Mintel reports the frozen novelties segment grew by $201 million, or 7.5%, between 2003 and 2008 due to the launch of some very popular diet products, as well as some successful indulgence products, but is forecast to remain mostly flat between 2009 and 2013.
Products such as Wells’ Dairy’s Weight Watchers and Nestlé’s Smart Ones were strong performers, helping prop up the segment, while low-carb frozen novelties experienced a dramatic decline in sales as consumers lost mass interest in that diet trend, according to Mintel.
The strongest frozen dessert segment right now is frozen yogurt, up nearly 4.5% to $169 million, according to IRI data. Mintel sees the frozen yogurt/tofu category as having the best growth potential. “This segment will grow both because it opens up the market to added distribution space outside of the usual ice cream and frozen novelties aisle, and because it reflects an important consumer trend towards interest in non-dairy products,” Mintel reports.
Between 2003 and 2008, the frozen yogurt/tofu segment experienced a slight decline of 7.9%, owing largely to low interest in this segment prior to 2006, when the market was focused on low-carb options. And, those Mintel surveyed who had eaten a frozen treat in the past 12 months are far more likely to eat ice cream as a snack (86%) or stock it in their homes (52%) than they are to eat frozen yogurt as a snack (19%) or stock it in their homes (27%).
The sky's the limitProcessors continue to face many challenges in their quest to remain relevant to the ice cream-buying public. “The cost of procuring the wide variety of top-quality ingredients required in a category that thrives on multiple flavors is an ongoing challenge,” George says. “A second challenge is educating consumers and increasing their awareness of the better-for-you ice cream options available today, many of which are below 200 calories per serving.”
Manufacturers have a unique opportunity to level the playing field of ice cream and frozen novelty products versus dessert alternatives by offering products that actually have health benefits, rather than promising greater healthfulness simply by removing fat, sugar, or calories from the product, Mintel’s executive summary asserts: “Instead, enhancing ice cream and frozen treats with fiber, vitamins or protein can help make these products something that parents feel better about serving to their children.”
Variety and quality are key as well, Kleinpeter says. “I think the biggest problem facing our category are manufacturers who fail to think outside the box about new flavors, and those manufacturers who think that a low price is more important than adding value for their customers,” he asserts.
Brown concurs: “You must continue to meet consumers’ needs for a quality product that is a value.
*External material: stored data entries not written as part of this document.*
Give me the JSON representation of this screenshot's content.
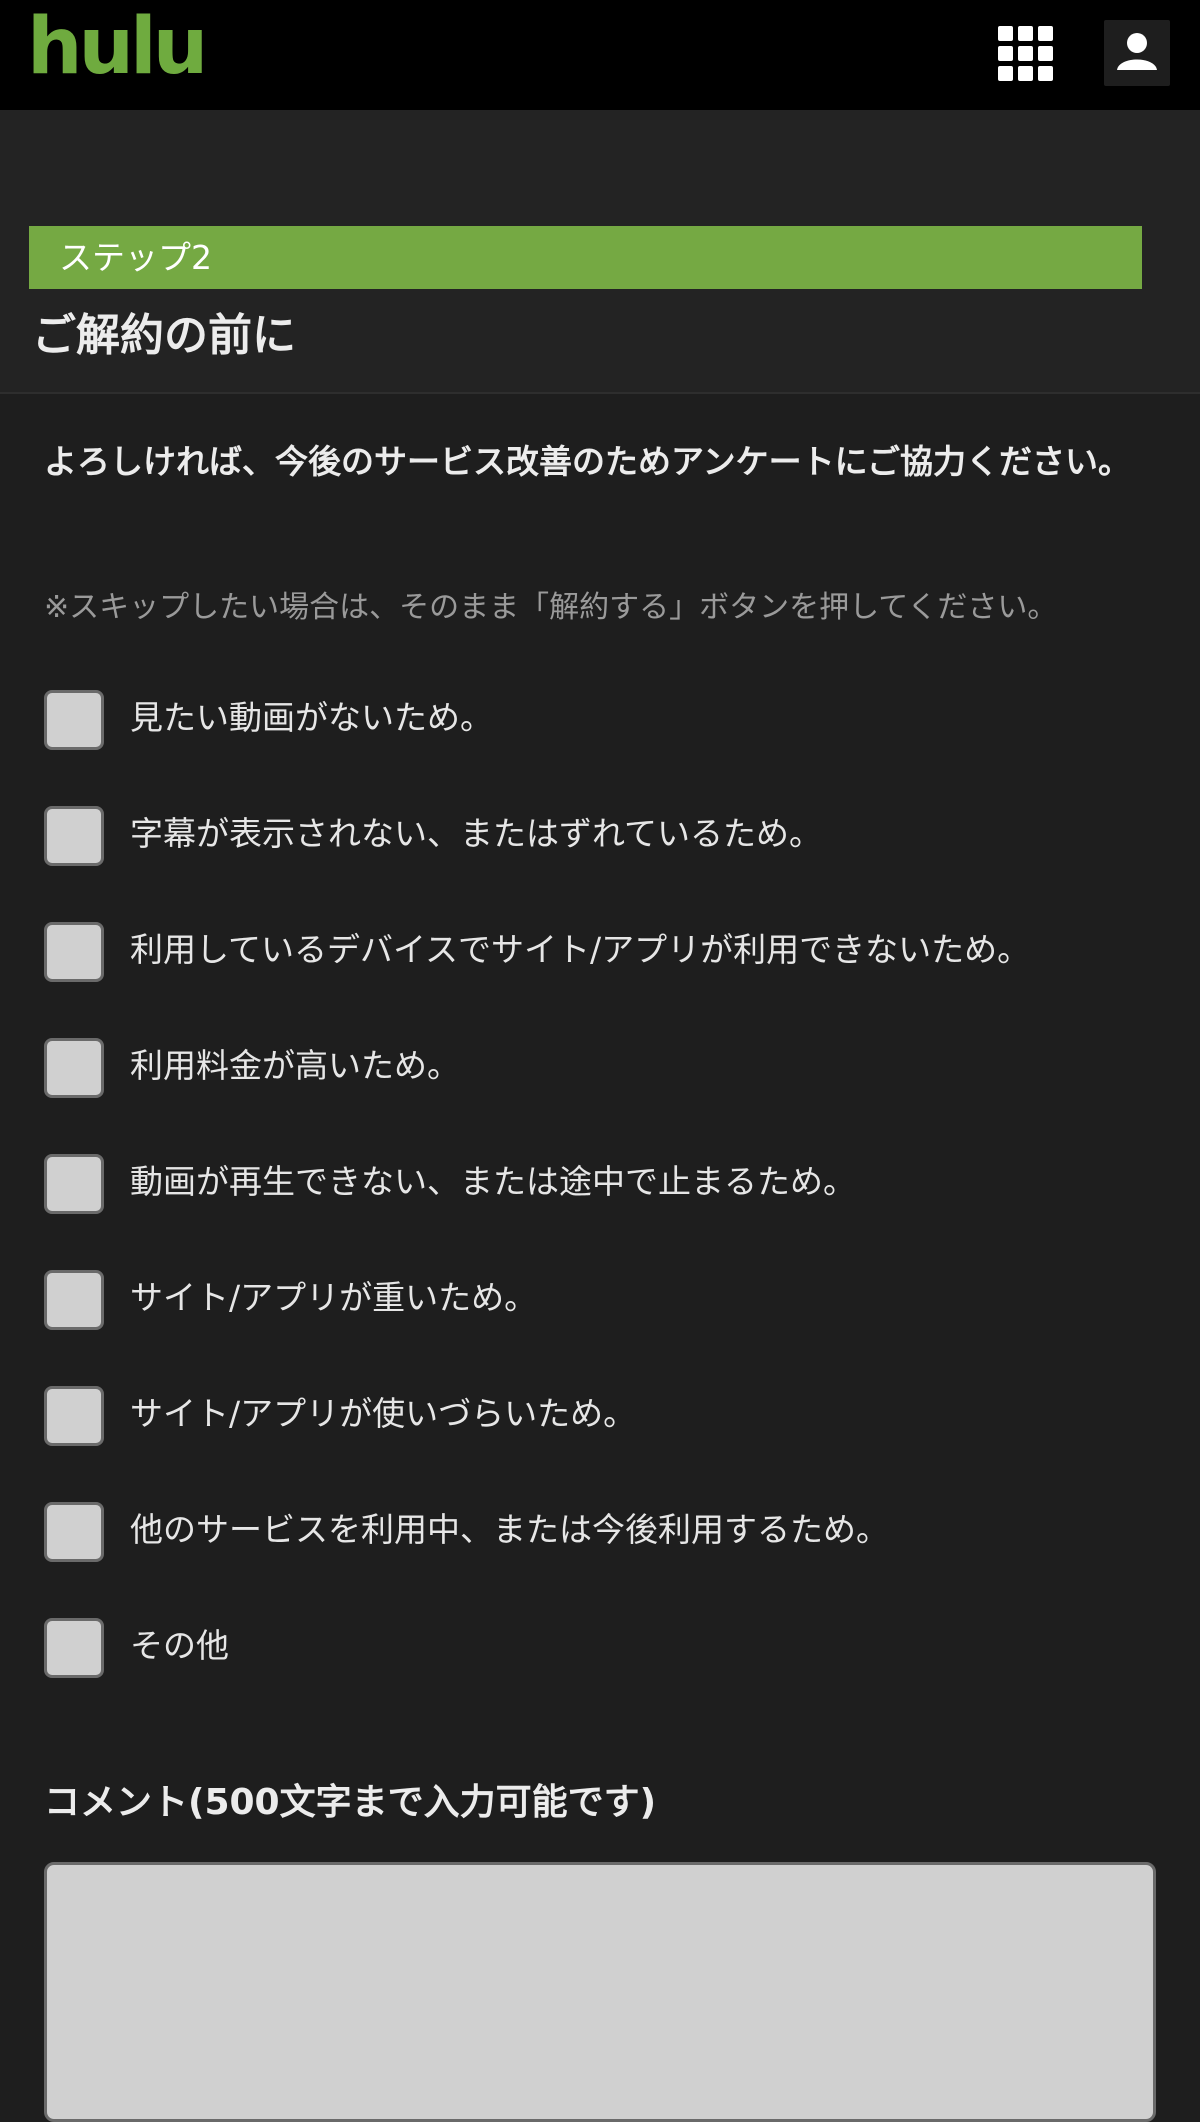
{
  "header": {
    "logo_text": "hulu",
    "logo_color": "#6fab3f",
    "apps_icon": "grid-icon",
    "account_icon": "user-icon"
  },
  "step": {
    "label": "ステップ2",
    "color": "#75a943"
  },
  "page": {
    "title": "ご解約の前に"
  },
  "survey": {
    "intro": "よろしければ、今後のサービス改善のためアンケートにご協力ください。",
    "note": "※スキップしたい場合は、そのまま「解約する」ボタンを押してください。",
    "options": [
      {
        "label": "見たい動画がないため。",
        "checked": false
      },
      {
        "label": "字幕が表示されない、またはずれているため。",
        "checked": false
      },
      {
        "label": "利用しているデバイスでサイト/アプリが利用できないため。",
        "checked": false
      },
      {
        "label": "利用料金が高いため。",
        "checked": false
      },
      {
        "label": "動画が再生できない、または途中で止まるため。",
        "checked": false
      },
      {
        "label": "サイト/アプリが重いため。",
        "checked": false
      },
      {
        "label": "サイト/アプリが使いづらいため。",
        "checked": false
      },
      {
        "label": "他のサービスを利用中、または今後利用するため。",
        "checked": false
      },
      {
        "label": "その他",
        "checked": false
      }
    ]
  },
  "comment": {
    "label": "コメント(500文字まで入力可能です)",
    "value": ""
  }
}
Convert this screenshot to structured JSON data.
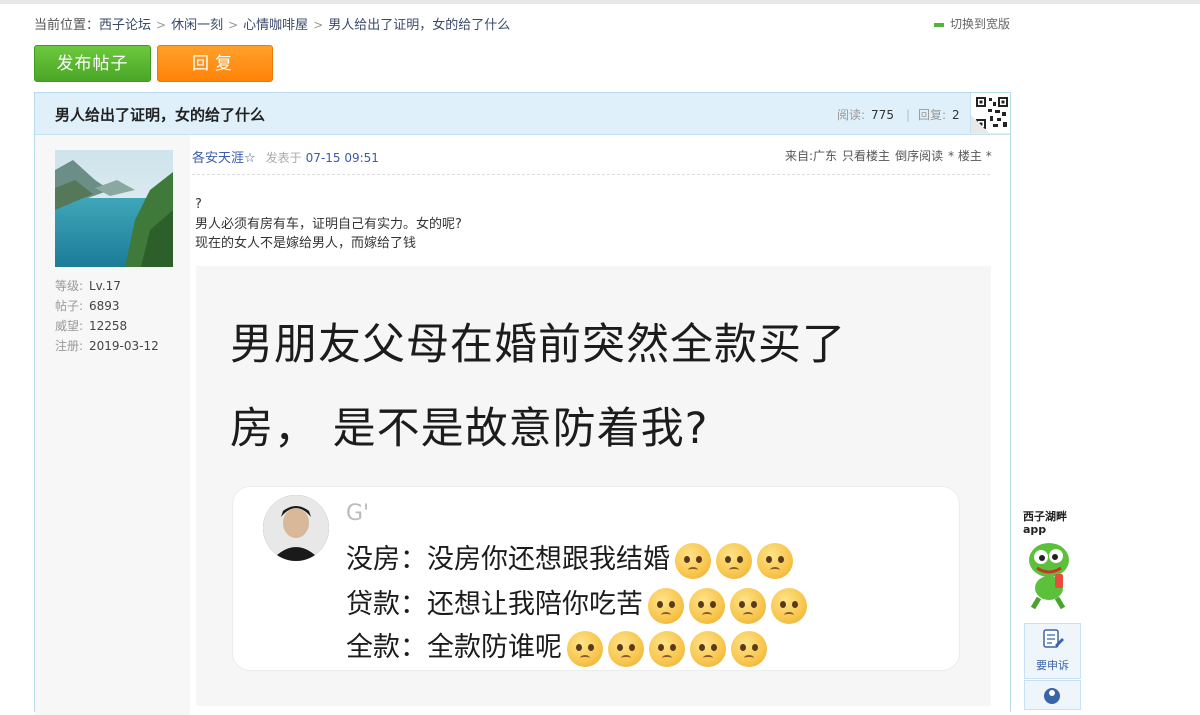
{
  "breadcrumb": {
    "prefix": "当前位置：",
    "items": [
      "西子论坛",
      "休闲一刻",
      "心情咖啡屋",
      "男人给出了证明，女的给了什么"
    ],
    "separator": ">"
  },
  "view_toggle": "切换到宽版",
  "actions": {
    "post": "发布帖子",
    "reply": "回复"
  },
  "thread": {
    "title": "男人给出了证明，女的给了什么",
    "reads_label": "阅读:",
    "reads": "775",
    "replies_label": "回复:",
    "replies": "2"
  },
  "author": {
    "name": "各安天涯☆",
    "profile": [
      {
        "key": "等级:",
        "value": "Lv.17"
      },
      {
        "key": "帖子:",
        "value": "6893"
      },
      {
        "key": "威望:",
        "value": "12258"
      },
      {
        "key": "注册:",
        "value": "2019-03-12"
      }
    ]
  },
  "post": {
    "posted_label": "发表于",
    "posted_time": "07-15 09:51",
    "tools": [
      "来自:广东",
      "只看楼主",
      "倒序阅读",
      "* 楼主 *"
    ],
    "lines": [
      "?",
      "男人必须有房有车，证明自己有实力。女的呢?",
      "现在的女人不是嫁给男人，而嫁给了钱"
    ]
  },
  "image": {
    "headline_1": "男朋友父母在婚前突然全款买了",
    "headline_2": "房， 是不是故意防着我?",
    "commenter": "G'",
    "comments": [
      {
        "text": "没房：没房你还想跟我结婚",
        "emoji_count": 3
      },
      {
        "text": "贷款：还想让我陪你吃苦",
        "emoji_count": 4
      },
      {
        "text": "全款：全款防谁呢",
        "emoji_count": 5
      }
    ],
    "emoji_icon": "worried-pleading-face-icon"
  },
  "sidebar": {
    "app_name": "西子湖畔",
    "app_label": "app",
    "complaint": "要申诉"
  },
  "colors": {
    "post_button": "#55b02e",
    "reply_button": "#ff8c16",
    "header_bg": "#dff0fa",
    "link": "#3a5da8"
  }
}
There are very few silver bullets in ice cream.”
And Kleinpeter is confident that, despite economic or other obstacles, the sky is truly the limit for ice cream. “The economy has tightened in every corner of our country, that’s for sure. What a great time to either cut back in your product quality to save money, or the contrary, give your customers more value than they are paying for, to solidify your relationship, to support your brand, to expand your customer base and your geographic base,” he says. “You can look at the cup as either half full or half empty, take your pick. We choose to look at the cup as half full, and to fill it up further with added satisfied customers.”